The second challenge ties directly into the one before, which will be for Lapid to illustrate – as prime minister – the dilemma Israelis will face when standing in front of the blue ballot box come November. To do that, he must show how ministers can work harmoniously together.
For the next four months, Lapid will follow the path of Bennett in managing a professional and effective cabinet, with one clear exception: his party. Yesh Atid is a well-oiled machine. Yamina, Bennett’s party, collapsed from within and brought about the downfall of his government. That will not happen to Lapid.
And that might be one of his greatest achievements since entering politics 10 years ago. Lapid created a party that has lasting power, unlike some of the other centrist parties before him (Kadima, Third Way, and others). He built a party, infrastructure and team that has prepared for years for the moment that Lapid would be at the top. That moment has now arrived, and with it, their greatest test.
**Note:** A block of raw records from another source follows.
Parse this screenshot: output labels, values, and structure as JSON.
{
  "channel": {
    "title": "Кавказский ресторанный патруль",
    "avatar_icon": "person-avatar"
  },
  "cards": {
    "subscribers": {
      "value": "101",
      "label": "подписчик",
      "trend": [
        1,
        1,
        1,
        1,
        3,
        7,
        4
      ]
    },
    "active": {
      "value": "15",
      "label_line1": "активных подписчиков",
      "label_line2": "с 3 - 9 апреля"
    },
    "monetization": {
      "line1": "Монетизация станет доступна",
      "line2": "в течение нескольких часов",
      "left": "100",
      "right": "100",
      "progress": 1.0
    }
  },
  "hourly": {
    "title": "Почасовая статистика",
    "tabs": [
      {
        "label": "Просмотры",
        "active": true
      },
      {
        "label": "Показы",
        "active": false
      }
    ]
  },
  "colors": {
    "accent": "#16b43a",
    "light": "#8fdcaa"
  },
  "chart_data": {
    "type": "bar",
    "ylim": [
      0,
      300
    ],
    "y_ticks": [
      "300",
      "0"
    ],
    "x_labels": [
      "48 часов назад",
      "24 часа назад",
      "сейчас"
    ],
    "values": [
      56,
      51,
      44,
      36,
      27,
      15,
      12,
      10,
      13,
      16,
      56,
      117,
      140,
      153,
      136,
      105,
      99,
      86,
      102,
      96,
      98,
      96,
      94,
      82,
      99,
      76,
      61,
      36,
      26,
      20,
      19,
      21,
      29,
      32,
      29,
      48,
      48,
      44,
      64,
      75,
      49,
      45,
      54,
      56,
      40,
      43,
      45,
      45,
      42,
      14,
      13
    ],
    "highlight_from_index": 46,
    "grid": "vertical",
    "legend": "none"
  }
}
While current polls show Lapid without enough seats to form a government, Netanyahu also falls short, and that might just be enough. If Lapid can prevent Netanyahu from being able to form a government, then he will remain prime minister, just as Netanyahu did through four elections that spanned two-and-a-half years.
Is this ideal for Israel? Of course not. But considering the alternative – a government that will seek to help one person evade justice, and then try to take down Israel’s democratic institutions – it might not be so bad.